“Broken” schools
By Cullen Mackenzie | September 27, 2011
Land crusier for Machinga district
The CIE's Julie Dawjee and Cullen Mackenzie are conducting an educational needs assessment in the Mangochi Diocese of Malawi. They are working with the national education secretary for the Episcopal Conference of Malawi, Cleopas Mastara; the head of the Unit for Justice and Peace/Education at the Catholic Relief Services, Thomas Hollywood; and the Mangochi Diocese education secretary, Cyprian Tambala. This is the field diary documenting the research team’s experiences:
Day three and we are in the Machinga District, which is further south than Mangochi. It is far from water, electricity, and places to fish. This time there was no gathering in a parish hall, like there was in Mangochi. There was no singing. But there was hard, solid, honest work. The communities we spoke to today have a need to survive, and this lent a sharpness to the words and ideas that they chose to share with us.

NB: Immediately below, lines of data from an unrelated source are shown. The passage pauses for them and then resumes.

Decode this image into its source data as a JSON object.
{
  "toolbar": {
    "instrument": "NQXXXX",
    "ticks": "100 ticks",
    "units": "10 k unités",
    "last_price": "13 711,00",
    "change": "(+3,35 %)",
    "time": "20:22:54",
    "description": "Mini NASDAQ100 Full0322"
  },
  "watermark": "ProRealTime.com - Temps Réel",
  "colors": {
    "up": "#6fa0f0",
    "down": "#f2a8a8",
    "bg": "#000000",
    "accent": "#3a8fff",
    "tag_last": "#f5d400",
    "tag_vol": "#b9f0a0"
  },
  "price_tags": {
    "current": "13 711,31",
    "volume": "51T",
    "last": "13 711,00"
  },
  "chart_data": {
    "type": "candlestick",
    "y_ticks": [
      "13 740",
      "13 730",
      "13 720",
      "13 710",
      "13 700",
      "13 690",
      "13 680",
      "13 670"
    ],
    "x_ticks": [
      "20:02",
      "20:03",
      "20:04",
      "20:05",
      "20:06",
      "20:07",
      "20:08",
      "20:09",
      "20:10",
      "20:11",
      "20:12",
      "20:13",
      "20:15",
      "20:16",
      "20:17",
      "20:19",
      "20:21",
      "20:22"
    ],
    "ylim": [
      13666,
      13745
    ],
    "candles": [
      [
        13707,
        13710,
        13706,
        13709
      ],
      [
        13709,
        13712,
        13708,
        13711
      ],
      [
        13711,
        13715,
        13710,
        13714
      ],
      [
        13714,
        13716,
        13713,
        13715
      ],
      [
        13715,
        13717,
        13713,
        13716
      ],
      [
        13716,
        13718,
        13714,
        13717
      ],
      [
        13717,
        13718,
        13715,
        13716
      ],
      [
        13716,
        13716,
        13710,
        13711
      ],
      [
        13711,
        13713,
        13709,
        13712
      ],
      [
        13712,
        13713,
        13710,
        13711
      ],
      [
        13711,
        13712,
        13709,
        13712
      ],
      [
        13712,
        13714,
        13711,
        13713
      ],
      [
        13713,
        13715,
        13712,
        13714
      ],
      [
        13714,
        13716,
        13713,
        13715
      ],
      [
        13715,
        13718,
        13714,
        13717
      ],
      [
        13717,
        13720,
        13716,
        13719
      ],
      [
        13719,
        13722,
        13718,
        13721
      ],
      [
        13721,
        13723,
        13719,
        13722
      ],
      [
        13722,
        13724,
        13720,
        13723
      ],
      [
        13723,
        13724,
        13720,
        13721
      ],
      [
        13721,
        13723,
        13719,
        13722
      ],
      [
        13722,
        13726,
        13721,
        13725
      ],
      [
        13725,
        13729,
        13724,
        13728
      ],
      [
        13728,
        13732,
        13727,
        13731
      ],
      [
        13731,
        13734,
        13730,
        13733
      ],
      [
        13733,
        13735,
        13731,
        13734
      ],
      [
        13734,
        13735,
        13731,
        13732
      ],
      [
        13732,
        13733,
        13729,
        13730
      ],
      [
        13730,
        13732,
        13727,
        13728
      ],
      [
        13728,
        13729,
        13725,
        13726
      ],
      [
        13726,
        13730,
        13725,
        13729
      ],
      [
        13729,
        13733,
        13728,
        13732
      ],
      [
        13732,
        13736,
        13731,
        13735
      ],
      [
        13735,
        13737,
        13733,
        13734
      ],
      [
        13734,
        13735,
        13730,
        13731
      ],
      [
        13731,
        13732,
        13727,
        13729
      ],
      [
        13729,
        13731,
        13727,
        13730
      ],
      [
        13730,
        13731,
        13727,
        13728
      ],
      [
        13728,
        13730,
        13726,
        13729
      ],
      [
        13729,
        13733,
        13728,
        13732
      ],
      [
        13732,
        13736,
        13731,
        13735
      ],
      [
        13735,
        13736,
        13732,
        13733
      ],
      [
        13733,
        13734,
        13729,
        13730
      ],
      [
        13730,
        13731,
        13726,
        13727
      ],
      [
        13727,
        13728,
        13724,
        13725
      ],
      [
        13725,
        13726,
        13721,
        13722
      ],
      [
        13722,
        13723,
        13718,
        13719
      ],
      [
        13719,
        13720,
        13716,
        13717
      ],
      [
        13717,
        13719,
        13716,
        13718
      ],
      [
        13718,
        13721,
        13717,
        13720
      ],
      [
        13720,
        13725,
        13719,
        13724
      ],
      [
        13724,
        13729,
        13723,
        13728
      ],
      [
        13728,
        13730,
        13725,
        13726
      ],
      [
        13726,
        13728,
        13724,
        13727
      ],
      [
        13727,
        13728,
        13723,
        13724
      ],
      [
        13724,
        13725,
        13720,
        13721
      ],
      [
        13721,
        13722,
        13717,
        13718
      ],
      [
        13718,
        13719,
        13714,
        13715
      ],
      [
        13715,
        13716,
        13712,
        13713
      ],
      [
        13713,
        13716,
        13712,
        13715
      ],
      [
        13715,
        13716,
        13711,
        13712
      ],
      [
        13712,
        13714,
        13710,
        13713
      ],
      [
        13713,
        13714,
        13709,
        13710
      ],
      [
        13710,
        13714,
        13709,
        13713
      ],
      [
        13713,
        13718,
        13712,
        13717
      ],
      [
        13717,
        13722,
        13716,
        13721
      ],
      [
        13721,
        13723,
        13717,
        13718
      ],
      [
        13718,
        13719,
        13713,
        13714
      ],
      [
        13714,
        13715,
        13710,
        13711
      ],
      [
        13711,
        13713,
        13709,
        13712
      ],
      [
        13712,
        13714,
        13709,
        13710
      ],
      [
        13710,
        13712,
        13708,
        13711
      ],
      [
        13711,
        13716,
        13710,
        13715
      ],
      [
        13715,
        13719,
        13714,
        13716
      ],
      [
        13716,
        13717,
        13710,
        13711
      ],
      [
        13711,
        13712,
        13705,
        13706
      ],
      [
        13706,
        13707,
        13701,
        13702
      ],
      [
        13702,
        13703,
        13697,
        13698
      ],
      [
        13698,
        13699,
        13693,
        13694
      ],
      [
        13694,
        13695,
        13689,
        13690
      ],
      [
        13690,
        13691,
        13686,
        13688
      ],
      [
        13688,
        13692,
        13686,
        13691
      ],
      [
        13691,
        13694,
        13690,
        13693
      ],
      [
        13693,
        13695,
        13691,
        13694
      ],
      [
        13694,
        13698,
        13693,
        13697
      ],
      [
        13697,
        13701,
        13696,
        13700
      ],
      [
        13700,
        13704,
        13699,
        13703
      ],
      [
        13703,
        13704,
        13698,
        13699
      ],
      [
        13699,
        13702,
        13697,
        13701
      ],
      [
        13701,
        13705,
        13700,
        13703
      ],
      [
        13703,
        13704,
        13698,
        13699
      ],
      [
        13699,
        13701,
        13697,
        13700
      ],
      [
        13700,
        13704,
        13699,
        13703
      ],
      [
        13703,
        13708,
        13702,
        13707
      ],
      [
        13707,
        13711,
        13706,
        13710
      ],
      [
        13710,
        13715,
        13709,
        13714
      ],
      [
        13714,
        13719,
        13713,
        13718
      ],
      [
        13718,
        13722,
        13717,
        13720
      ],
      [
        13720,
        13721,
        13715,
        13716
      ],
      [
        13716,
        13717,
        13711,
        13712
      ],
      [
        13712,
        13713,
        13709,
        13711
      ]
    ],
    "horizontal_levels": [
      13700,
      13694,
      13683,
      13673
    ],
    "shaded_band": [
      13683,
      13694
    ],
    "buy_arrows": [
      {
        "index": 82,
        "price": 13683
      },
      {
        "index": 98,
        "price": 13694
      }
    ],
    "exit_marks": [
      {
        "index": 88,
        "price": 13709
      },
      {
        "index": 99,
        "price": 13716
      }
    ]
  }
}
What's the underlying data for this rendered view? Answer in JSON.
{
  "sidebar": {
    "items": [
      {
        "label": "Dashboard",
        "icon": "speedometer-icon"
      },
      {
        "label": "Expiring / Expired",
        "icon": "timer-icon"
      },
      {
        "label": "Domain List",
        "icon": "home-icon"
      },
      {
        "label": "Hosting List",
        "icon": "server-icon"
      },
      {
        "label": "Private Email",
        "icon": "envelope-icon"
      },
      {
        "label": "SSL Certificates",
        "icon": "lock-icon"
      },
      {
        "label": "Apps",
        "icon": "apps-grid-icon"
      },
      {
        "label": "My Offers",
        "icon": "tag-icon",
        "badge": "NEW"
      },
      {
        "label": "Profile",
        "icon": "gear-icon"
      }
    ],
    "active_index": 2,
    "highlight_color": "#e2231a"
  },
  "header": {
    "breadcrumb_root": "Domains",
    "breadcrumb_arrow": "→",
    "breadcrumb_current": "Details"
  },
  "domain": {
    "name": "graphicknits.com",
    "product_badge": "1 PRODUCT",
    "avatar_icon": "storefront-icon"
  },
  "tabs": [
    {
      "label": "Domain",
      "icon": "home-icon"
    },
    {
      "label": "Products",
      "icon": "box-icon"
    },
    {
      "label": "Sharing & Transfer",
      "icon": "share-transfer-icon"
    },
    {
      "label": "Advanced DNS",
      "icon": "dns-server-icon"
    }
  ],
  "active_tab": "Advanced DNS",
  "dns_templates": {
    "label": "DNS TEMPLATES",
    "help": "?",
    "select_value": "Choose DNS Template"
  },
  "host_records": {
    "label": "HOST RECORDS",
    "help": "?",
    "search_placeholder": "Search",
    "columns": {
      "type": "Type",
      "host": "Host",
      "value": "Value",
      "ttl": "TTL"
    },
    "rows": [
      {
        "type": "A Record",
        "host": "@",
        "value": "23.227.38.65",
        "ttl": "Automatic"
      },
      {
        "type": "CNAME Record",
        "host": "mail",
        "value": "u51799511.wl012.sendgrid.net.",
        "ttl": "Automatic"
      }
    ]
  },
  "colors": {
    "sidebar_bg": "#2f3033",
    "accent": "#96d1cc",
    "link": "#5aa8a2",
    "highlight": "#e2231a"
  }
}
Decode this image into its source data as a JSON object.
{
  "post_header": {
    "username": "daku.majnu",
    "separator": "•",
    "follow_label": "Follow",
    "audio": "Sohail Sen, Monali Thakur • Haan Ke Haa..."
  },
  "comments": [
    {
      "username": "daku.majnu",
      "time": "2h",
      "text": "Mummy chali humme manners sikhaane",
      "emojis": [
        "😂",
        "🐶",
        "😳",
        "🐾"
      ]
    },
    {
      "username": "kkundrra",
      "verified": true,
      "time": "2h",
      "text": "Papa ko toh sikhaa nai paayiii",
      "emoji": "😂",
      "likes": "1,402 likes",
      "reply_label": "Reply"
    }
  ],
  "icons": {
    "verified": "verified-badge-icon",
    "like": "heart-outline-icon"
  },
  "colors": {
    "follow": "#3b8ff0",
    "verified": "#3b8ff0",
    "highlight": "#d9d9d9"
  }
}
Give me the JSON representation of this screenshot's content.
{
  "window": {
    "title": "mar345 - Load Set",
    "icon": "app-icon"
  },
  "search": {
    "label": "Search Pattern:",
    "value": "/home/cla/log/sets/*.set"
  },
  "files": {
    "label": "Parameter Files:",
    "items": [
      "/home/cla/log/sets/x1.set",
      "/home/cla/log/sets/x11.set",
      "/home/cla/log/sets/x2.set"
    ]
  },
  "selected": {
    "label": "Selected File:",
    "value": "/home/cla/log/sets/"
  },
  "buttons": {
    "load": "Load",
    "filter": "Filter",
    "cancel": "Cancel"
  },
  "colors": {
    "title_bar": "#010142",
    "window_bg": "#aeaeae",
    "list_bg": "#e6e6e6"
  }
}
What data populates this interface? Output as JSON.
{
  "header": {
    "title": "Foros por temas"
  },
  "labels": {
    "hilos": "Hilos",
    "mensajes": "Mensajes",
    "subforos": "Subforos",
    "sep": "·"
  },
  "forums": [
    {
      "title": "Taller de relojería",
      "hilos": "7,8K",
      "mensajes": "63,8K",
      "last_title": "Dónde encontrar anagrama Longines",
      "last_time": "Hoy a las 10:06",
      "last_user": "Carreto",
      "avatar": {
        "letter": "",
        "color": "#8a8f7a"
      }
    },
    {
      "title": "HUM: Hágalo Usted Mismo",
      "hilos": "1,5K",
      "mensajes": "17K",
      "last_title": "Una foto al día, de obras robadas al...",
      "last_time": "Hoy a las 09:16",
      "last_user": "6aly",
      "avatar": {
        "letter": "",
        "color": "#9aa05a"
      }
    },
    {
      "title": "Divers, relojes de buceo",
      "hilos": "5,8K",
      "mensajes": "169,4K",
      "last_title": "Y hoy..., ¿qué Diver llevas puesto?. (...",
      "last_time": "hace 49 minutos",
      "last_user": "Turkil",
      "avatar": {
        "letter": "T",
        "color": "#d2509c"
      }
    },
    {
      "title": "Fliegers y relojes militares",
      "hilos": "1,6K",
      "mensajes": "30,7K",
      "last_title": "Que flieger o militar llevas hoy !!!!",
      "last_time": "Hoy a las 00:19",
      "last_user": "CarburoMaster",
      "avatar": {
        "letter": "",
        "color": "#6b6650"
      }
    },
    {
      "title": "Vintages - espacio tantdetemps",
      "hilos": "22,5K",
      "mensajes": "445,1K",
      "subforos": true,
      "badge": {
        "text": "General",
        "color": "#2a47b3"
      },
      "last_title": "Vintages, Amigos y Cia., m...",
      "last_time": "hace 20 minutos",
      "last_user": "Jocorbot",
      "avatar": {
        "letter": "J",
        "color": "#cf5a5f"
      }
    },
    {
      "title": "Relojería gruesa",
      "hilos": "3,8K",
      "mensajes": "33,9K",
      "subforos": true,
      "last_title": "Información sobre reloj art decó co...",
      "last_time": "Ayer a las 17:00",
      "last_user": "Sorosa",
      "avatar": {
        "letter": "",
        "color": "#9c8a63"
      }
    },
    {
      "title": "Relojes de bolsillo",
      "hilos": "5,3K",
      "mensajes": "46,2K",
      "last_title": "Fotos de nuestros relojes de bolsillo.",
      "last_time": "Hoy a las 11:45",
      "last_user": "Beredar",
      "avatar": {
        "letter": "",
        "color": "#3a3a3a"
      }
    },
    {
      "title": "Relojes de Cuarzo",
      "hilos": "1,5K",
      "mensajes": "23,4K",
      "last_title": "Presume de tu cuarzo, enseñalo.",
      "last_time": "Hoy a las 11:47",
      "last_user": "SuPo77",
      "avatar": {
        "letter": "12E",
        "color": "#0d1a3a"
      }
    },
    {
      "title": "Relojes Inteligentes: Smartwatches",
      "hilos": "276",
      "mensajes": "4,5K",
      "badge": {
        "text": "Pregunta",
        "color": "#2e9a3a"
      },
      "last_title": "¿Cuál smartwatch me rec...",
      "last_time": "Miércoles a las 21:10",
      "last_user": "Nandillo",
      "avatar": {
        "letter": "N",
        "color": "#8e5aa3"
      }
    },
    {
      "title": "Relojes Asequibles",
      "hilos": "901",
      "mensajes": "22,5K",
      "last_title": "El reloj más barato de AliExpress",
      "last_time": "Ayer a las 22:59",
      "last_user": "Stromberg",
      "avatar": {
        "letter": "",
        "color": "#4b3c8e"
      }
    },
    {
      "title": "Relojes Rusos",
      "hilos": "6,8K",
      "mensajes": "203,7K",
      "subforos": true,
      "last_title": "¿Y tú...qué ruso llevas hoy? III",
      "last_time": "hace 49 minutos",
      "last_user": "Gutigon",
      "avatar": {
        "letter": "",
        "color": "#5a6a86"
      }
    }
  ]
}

As before, we had to start with meeting the district education manager at the district offices, who smiled and graciously welcomed us. He offered his apologies that he couldn’t stay and have a meeting with us, owing to a surprise visit from the First Lady. With repetitions of “zikhomo” (thank you) and “tutaonana” (see you again) echoing behind us, we left the offices to begin our work.
Kaombe, Napere, Namwini and Mikachu are all primary schools in the same district, but it took us a day to traverse the potholed roads and wooden bridges linking them. It was a day of hunger and distance and thirst, driving alongside dusty gum trees, past one-room houses with half-finished roofs that symbolised the needs and hopes and far-off dreams of the people of these communities. We interviewed and met with about 30 people and some community members described their schools as “broken”. We will process all that they told us, and hopefully someone will take this information and work some magic.
Hopefully someone will bring back hope to the men, women and children we spoke to today.